Hier treten mit dem titelgebenden Liebespaar noch Giuliettas Eltern Adele (Sopran) und Capellio (Tenor) sowie Tebaldo (Bariton) und Lorenzo (Bass) auf. Giulietta ist Sopran, Romeo – wie zu jener Zeit üblich – eine Hosenrolle für Mezzosopran. Vaccaj (von dem eine heute noch maßgebliche Abhandlung über Stimmtechnik stammt) schrieb als ausgewiesener Kenner sängerischer Möglichkeiten für die Kehlen seiner Sänger ideale Rollen. 1825 am Mailänder Teatro della Cannobbiana sehr erfolgreich uraufgeführt, stand das Werk später im Schatten von Bellinis 1830 herausgebrachter Oper. Vaccaj erlebte allerdings die Befriedigung, dass Maria Malibran, die den Romeo in beiden Fassungen verkörperte, den Schlussteil mit Romeos Tod in Bellinis Werk zu interpolieren pflegte, weil er für sie mehr „hergab“.

Hört man das Werk heute, ist nicht nur Malibrans Entscheidung verständlich, sondern auch die – wenn auch nur kurz währende – Popularität von Vaccajs Oper, die von mitreißenden Ensembles und Chören nur so strotzt und immer wieder an (den damals 28-jährigen) Donizetti denken lässt. Jedenfalls liegt die musikalische Qualität wenig unter jener der konkurrierenden Oper, und man würde sich wünschen, dass sie eine Rückkehr ins Repertoire fände.

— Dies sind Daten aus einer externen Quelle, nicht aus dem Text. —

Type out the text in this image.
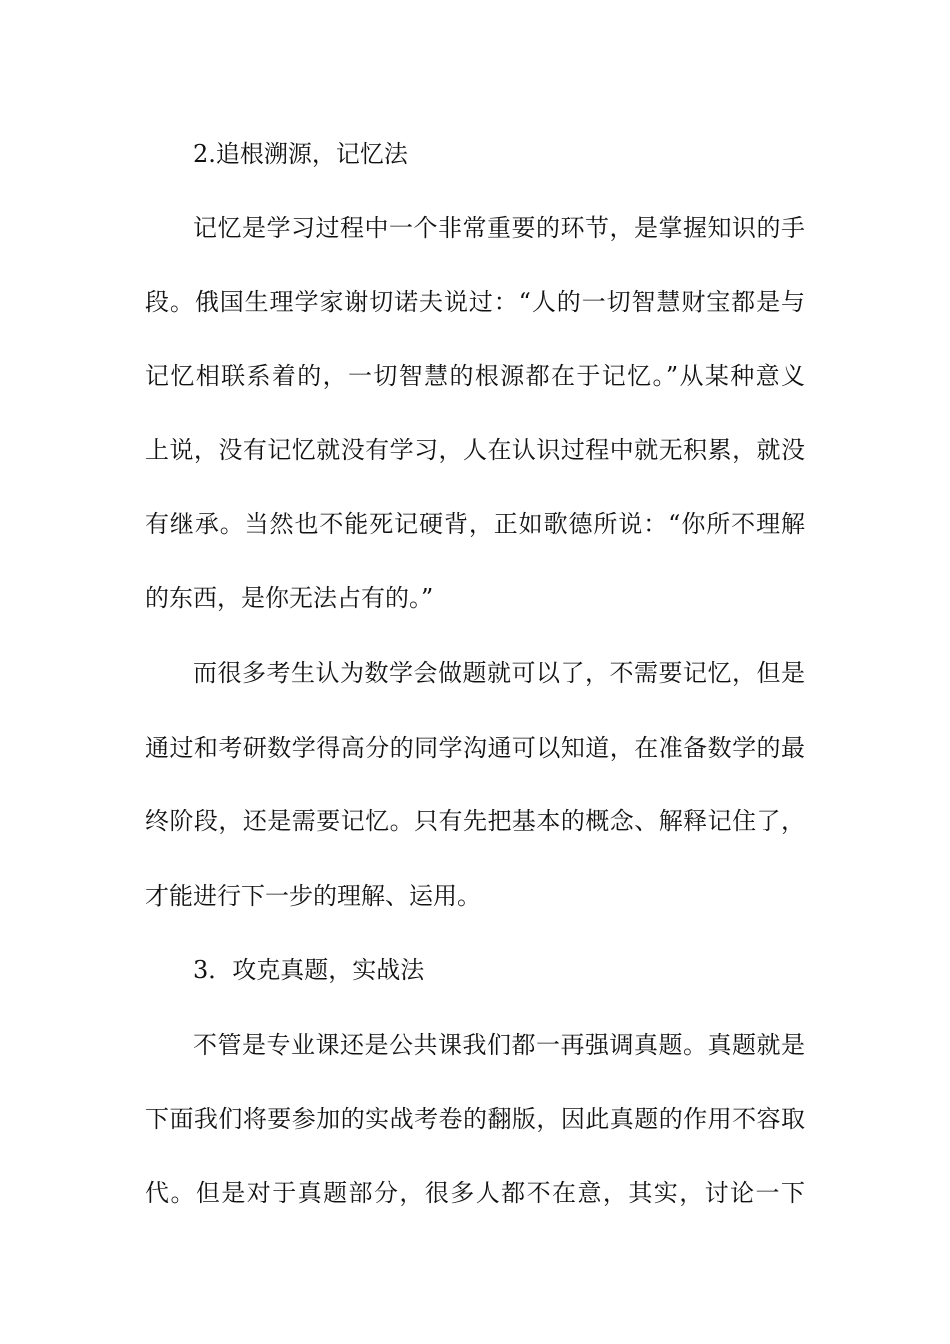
2.追根溯源，记忆法
记忆是学习过程中一个非常重要的环节，是掌握知识的手
段。俄国生理学家谢切诺夫说过：“人的一切智慧财宝都是与
记忆相联系着的，一切智慧的根源都在于记忆。”从某种意义
上说，没有记忆就没有学习，人在认识过程中就无积累，就没
有继承。当然也不能死记硬背，正如歌德所说：“你所不理解
的东西，是你无法占有的。”
而很多考生认为数学会做题就可以了，不需要记忆，但是
通过和考研数学得高分的同学沟通可以知道，在准备数学的最
终阶段，还是需要记忆。只有先把基本的概念、解释记住了，
才能进行下一步的理解、运用。
3．攻克真题，实战法
不管是专业课还是公共课我们都一再强调真题。真题就是
下面我们将要参加的实战考卷的翻版，因此真题的作用不容取
代。但是对于真题部分，很多人都不在意，其实，讨论一下
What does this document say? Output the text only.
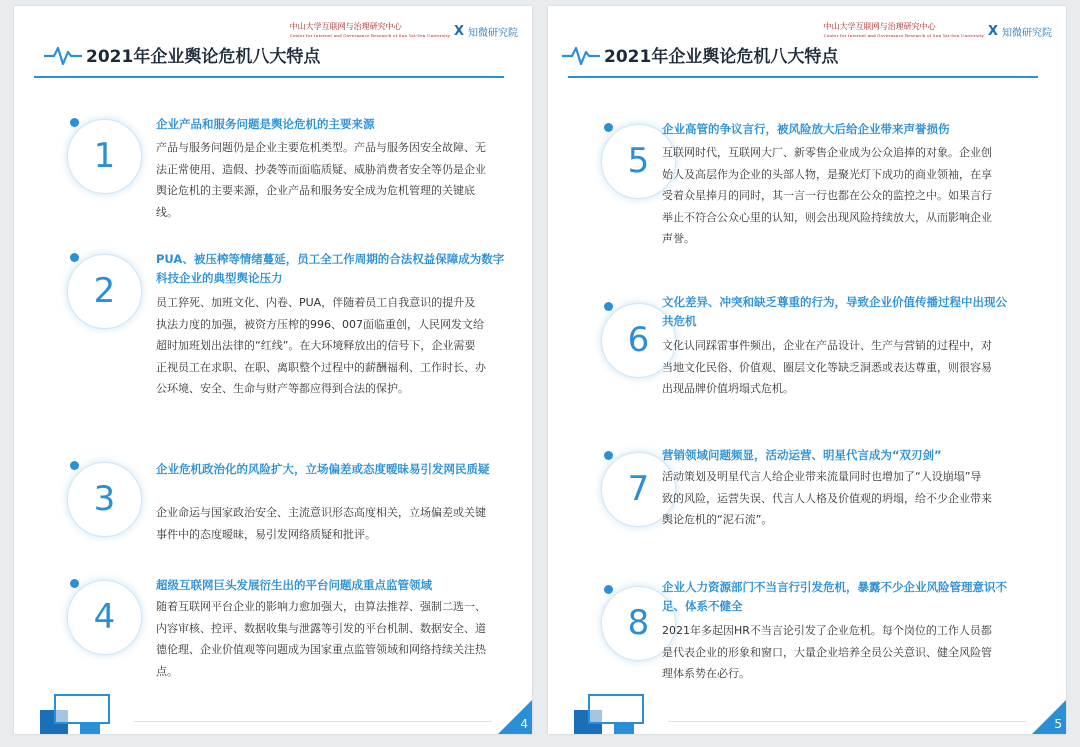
中山大学互联网与治理研究中心
Center for Internet and Governance Research of Sun Yat-Sen University X 知微研究院
2021年企业舆论危机八大特点
1
企业产品和服务问题是舆论危机的主要来源
产品与服务问题仍是企业主要危机类型。产品与服务因安全故障、无法正常使用、造假、抄袭等而面临质疑、威胁消费者安全等仍是企业舆论危机的主要来源，企业产品和服务安全成为危机管理的关键底线。
2
PUA、被压榨等情绪蔓延，员工全工作周期的合法权益保障成为数字科技企业的典型舆论压力
员工猝死、加班文化、内卷、PUA，伴随着员工自我意识的提升及执法力度的加强，被资方压榨的996、007面临重创，人民网发文给超时加班划出法律的“红线”。在大环境释放出的信号下，企业需要正视员工在求职、在职、离职整个过程中的薪酬福利、工作时长、办公环境、安全、生命与财产等都应得到合法的保护。
3
企业危机政治化的风险扩大，立场偏差或态度暧昧易引发网民质疑
企业命运与国家政治安全、主流意识形态高度相关，立场偏差或关键事件中的态度暧昧，易引发网络质疑和批评。
4
超级互联网巨头发展衍生出的平台问题成重点监管领域
随着互联网平台企业的影响力愈加强大，由算法推荐、强制二选一、内容审核、控评、数据收集与泄露等引发的平台机制、数据安全、道德伦理、企业价值观等问题成为国家重点监管领域和网络持续关注热点。
4
中山大学互联网与治理研究中心
Center for Internet and Governance Research of Sun Yat-Sen University X 知微研究院
2021年企业舆论危机八大特点
5
企业高管的争议言行，被风险放大后给企业带来声誉损伤
互联网时代，互联网大厂、新零售企业成为公众追捧的对象。企业创始人及高层作为企业的头部人物，是聚光灯下成功的商业领袖，在享受着众星捧月的同时，其一言一行也都在公众的监控之中。如果言行举止不符合公众心里的认知，则会出现风险持续放大，从而影响企业声誉。
6
文化差异、冲突和缺乏尊重的行为，导致企业价值传播过程中出现公共危机
文化认同踩雷事件频出，企业在产品设计、生产与营销的过程中，对当地文化民俗、价值观、圈层文化等缺乏洞悉或表达尊重，则很容易出现品牌价值坍塌式危机。
7
营销领域问题频显，活动运营、明星代言成为“双刃剑”
活动策划及明星代言人给企业带来流量同时也增加了“人设崩塌”导致的风险，运营失误、代言人人格及价值观的坍塌，给不少企业带来舆论危机的“泥石流”。
8
企业人力资源部门不当言行引发危机，暴露不少企业风险管理意识不足、体系不健全
2021年多起因HR不当言论引发了企业危机。每个岗位的工作人员都是代表企业的形象和窗口，大量企业培养全员公关意识、健全风险管理体系势在必行。
5
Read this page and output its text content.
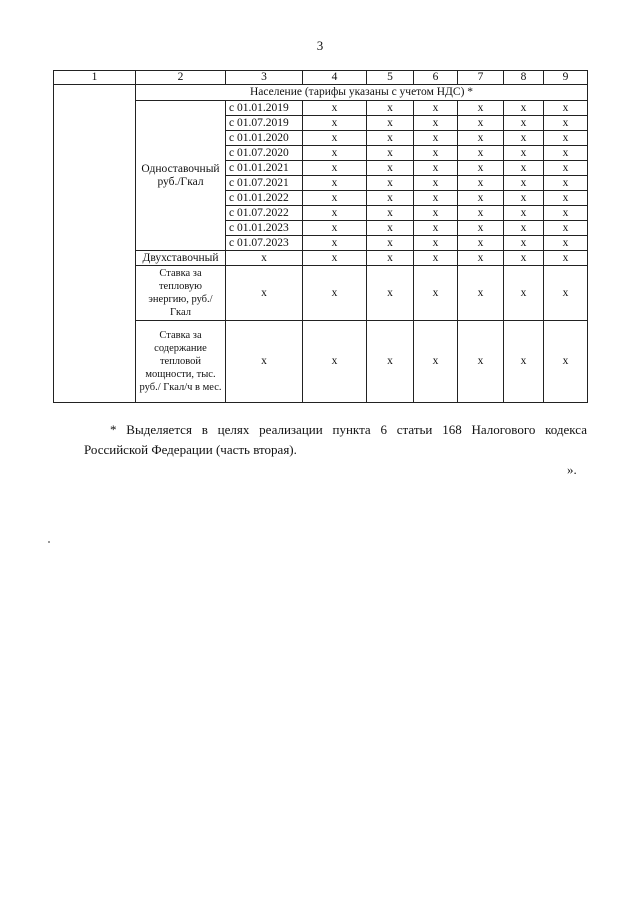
3
1	2	3	4	5	6	7	8	9
	Население (тарифы указаны с учетом НДС) *							
	Одноставочный руб./Гкал	с 01.01.2019	x	x	x	x	x	x
		с 01.07.2019	x	x	x	x	x	x
		с 01.01.2020	x	x	x	x	x	x
		с 01.07.2020	x	x	x	x	x	x
		с 01.01.2021	x	x	x	x	x	x
		с 01.07.2021	x	x	x	x	x	x
		с 01.01.2022	x	x	x	x	x	x
		с 01.07.2022	x	x	x	x	x	x
		с 01.01.2023	x	x	x	x	x	x
		с 01.07.2023	x	x	x	x	x	x
	Двухставочный	x	x	x	x	x	x	x
	Ставка за тепловую энергию, руб./Гкал	x	x	x	x	x	x	x
	Ставка за содержание тепловой мощности, тыс. руб./ Гкал/ч в мес.	x	x	x	x	x	x	x

* Выделяется в целях реализации пункта 6 статьи 168 Налогового кодекса Российской Федерации (часть вторая).

».
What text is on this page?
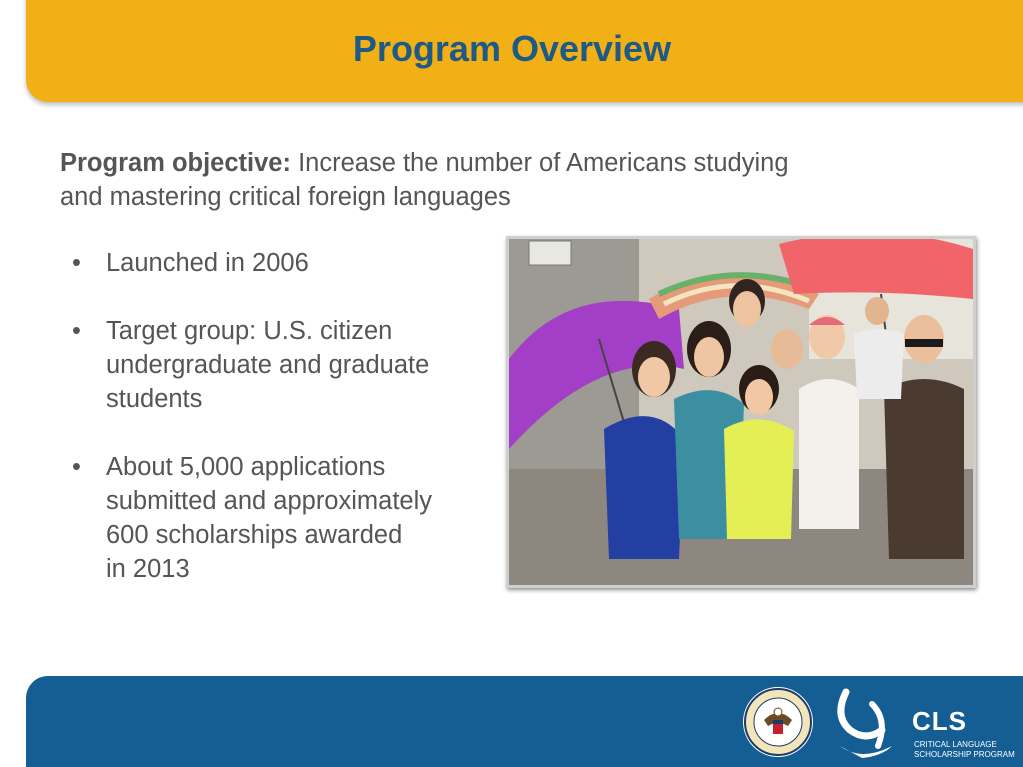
Program Overview

Program objective: Increase the number of Americans studying and mastering critical foreign languages

• Launched in 2006
• Target group: U.S. citizen undergraduate and graduate students
• About 5,000 applications
submitted and approximately
600 scholarships awarded
in 2013
CLS
CRITICAL LANGUAGE SCHOLARSHIP PROGRAM
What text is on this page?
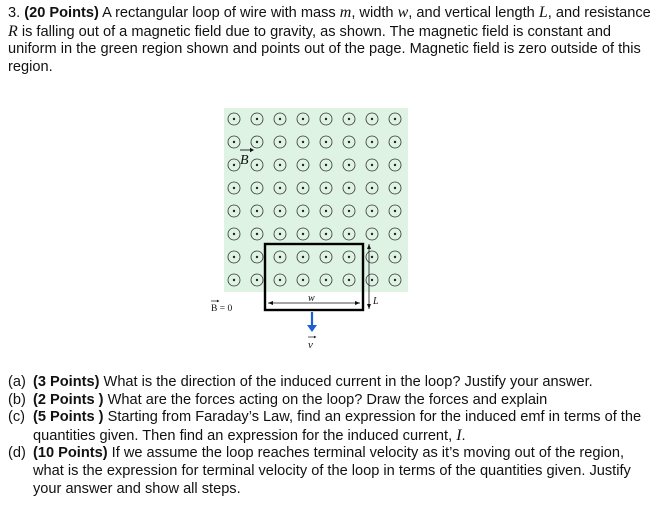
3. (20 Points) A rectangular loop of wire with mass m, width w, and vertical length L, and resistance R is falling out of a magnetic field due to gravity, as shown. The magnetic field is constant and uniform in the green region shown and points out of the page. Magnetic field is zero outside of this region.
B
w	L
B = 0
v
(a) (3 Points) What is the direction of the induced current in the loop? Justify your answer.
(b) (2 Points ) What are the forces acting on the loop? Draw the forces and explain
(c) (5 Points ) Starting from Faraday’s Law, find an expression for the induced emf in terms of the quantities given. Then find an expression for the induced current, I.
(d) (10 Points) If we assume the loop reaches terminal velocity as it’s moving out of the region, what is the expression for terminal velocity of the loop in terms of the quantities given. Justify your answer and show all steps.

Dies auch, weil die Rollen zwar schwierig, aber, wie schon erwähnt, sängerfreundlich geschrieben sind. Mit Raffaella Lupinacci war ein Romeo zu hören, der seinen Liebesschmerz, aber auch sein Aufbegehren mit schönem Mezzomaterial zum Ausdruck brachte, daneben auch das zutreffende burschikose Benehmen an den Tag legte. In Leonor Bonilla hatte dieser Romeo eine glaubhaft verliebte, aber auch eingeschüchterte Giulietta, die die vom Komponisten vorgesehenen Kantilenen wunderbar interpretierte und aus ihrer Schlussszene (Giulietta ersticht sich hier mit der Waffe ihres Vaters) sehr viel machte. Capellio ist in Rossinis Tradition der bösen Väter mit einem Tenor besetzt, der sich, wenn er in Rage kommt, in die höchsten Höhen hinaufwinden muss. Das gelang Leonardo Cortellazzi ganz ausgezeichnet. Lorenzo, hier kein Pater, sondern Berater des Hauses Capellio, wurde von Christian Senn vokal und szenisch überzeugend bewältigt. Eine besondere Freude war es, Paoletta Maroccu in der relativ kleinen Rolle der Adele (nur eine Arie) wiederzuhören. Neben ihrer gesanglichen Leistung beeindruckte vor allem die von archaischer Wucht getragene schauspielerische. Als Tebaldo zog sich Vasa Stajkic passabel aus der Affäre. Großes Lob muss auch dem so sanges- wie spielfreudigen Coro del Teatro Municpale di Piacenza unter der Leitung von Corrado Casati gezollt werden. Am Pult zeigte der im Vorjahr hier eigentlich entdeckte Sesto Quatrini, was man aus dem Orchestra Accademia Teatro alla Scala (erstmals hier im Einsatz!) herausholen kann. Sozusagen von jung zu jung warf man sich gewissermaßen die Bälle zu, was zu erstrangigem musikalischem Vergnügen führte.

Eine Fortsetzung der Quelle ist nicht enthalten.